Quarto de sete posts descaradamente «surripiados» ao João Valente Aguiar do Blog «Vinhas da Ira»:
«4 - O mito da flexibilidade=liberdade. De acordo com o que se avalizou no post anterior, o capital procura inculcar nos trabalhadores modelos ideológicos com o propósito de estes actuarem como mini-empreendedores, como auto-empregadores. Esse vector ideológico não contribui apenas para criar referências de actuação individual dos trabalhadores coincidentes com os desígnios do capital. Importa também ao capital utilizar tal artifício como justificação e legitimação para o acentuamento da extracção de mais-valia, para o agravar da exploração da força de trabalho. Nesse âmbito, a retirada de direitos: o aumento da carga horária e da intensidade do trabalho; a limitação das idas à casa-de-banho, refeições, etc.; o reduzir de subsídios de alimentação, doença, assiduidade, etc. anexos ao salário; a redução salarial (em relação ao volume global de riqueza criada) - tudo isto, modalidades de redução do valor da força de trabalho, portanto, modalidades de aumento da exploração - são assumidos pelo capital perante os trabalhadores como inevitabilidades. A todo este processo de desbaste de direitos laborais o capital dá-lhe o nome de flexibilidade.
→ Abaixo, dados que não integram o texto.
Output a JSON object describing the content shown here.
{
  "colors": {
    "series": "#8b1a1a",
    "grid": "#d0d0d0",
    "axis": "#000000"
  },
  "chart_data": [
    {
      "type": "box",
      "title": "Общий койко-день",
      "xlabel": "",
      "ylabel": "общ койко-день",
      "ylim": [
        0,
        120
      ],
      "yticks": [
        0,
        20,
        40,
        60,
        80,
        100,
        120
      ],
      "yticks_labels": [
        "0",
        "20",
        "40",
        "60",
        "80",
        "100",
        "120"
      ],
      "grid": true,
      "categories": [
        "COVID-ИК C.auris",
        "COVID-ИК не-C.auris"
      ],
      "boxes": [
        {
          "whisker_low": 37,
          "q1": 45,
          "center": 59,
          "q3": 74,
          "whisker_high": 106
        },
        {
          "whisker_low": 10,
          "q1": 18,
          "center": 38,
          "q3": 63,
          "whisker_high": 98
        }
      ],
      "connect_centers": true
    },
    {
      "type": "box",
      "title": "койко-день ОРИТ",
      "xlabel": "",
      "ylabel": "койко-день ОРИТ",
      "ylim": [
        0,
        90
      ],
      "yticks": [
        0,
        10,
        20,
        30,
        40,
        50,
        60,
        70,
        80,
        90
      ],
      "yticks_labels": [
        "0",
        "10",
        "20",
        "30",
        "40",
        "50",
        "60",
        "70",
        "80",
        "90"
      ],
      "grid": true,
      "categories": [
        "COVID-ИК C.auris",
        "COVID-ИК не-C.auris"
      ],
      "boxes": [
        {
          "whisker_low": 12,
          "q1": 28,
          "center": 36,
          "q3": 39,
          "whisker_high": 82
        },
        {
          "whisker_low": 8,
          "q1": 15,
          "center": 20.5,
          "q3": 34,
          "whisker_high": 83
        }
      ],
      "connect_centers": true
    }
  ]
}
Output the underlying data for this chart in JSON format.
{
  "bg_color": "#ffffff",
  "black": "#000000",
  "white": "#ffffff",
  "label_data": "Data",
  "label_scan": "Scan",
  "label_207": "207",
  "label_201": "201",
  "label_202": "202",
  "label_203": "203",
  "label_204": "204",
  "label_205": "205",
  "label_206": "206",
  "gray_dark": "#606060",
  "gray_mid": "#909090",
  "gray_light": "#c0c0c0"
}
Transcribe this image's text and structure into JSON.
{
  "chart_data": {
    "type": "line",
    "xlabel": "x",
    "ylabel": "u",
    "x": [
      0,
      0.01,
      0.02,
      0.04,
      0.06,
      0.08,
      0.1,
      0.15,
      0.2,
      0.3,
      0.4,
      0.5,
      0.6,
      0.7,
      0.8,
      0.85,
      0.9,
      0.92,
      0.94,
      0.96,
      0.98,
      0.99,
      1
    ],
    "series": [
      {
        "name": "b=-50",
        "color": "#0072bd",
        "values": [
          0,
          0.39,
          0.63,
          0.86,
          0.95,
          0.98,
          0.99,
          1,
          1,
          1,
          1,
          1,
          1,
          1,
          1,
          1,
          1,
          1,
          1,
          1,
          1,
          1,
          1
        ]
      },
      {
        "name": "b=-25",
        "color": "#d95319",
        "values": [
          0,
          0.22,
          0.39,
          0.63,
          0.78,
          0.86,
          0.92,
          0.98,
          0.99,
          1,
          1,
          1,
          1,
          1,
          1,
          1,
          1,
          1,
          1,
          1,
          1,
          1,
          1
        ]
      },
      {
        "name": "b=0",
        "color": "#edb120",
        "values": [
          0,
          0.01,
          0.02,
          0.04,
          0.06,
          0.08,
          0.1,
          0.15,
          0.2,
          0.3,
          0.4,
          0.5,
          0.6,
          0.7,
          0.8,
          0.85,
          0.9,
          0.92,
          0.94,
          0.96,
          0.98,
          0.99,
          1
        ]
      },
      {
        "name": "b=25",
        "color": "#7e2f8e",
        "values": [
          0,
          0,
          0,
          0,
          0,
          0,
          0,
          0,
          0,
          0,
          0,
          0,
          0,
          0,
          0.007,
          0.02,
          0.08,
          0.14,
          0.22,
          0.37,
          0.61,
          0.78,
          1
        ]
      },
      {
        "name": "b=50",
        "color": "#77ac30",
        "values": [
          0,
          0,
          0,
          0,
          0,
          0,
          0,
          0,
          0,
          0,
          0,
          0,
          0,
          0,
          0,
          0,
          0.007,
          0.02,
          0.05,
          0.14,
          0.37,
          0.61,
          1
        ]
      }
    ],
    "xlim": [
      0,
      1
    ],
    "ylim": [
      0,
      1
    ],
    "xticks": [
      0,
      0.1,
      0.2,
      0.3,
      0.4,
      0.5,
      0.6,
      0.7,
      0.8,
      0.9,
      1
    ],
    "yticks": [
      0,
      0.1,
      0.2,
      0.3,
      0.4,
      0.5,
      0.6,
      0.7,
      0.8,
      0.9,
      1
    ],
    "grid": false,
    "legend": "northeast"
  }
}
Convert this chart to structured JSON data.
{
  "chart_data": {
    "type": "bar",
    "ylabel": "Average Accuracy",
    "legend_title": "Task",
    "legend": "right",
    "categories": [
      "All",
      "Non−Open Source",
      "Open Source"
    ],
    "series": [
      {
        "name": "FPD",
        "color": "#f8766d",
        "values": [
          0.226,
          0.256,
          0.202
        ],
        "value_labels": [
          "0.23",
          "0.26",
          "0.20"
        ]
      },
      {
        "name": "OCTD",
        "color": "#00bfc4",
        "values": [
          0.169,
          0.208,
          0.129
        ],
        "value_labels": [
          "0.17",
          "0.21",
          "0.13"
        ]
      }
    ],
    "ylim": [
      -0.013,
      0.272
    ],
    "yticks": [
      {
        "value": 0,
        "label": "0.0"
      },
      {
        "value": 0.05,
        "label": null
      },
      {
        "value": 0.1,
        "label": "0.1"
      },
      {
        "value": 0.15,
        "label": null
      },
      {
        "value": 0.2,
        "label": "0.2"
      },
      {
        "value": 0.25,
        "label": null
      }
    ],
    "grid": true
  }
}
Na óptica dos apologistas neoliberais, tudo o que acrescentar valor ao salário, tudo o que assegurar um nível razoável à massa salarial é tomado como um atentado às liberdades individuais de cada trabalhador, pois este deveria apresentar-se no mercado livre de quaisquer “amarras” a não ser a mais completa ausência de garantias laborais. Para o pensamento neoliberal, a transformação do trabalhador em peça livre, em pau para toda a obra do capital é o consumar da “liberdade” individual. Ou seja, o indivíduo reduzido a si mesmo, o indivíduo trabalhador disponível a toda a hora e a todo o momento para executar as tarefas produtivas definidas pelo capital. A isto o capital chama de liberdade. Chamar-lhe-e-mos, a liberdade de o capital fazer do trabalhador uma mercadoria ajustável aos objectivos de elevação do lucro. Ainda mais simplesmente, a flexibilidade é a liberdade do capital fazer do trabalhador um indivíduo escravo dos ditames do lucro.
Independentemente de todos os artifícios ideológicos, a liberdade de uma classe é a ausência/constrangimento de liberdade da outra.»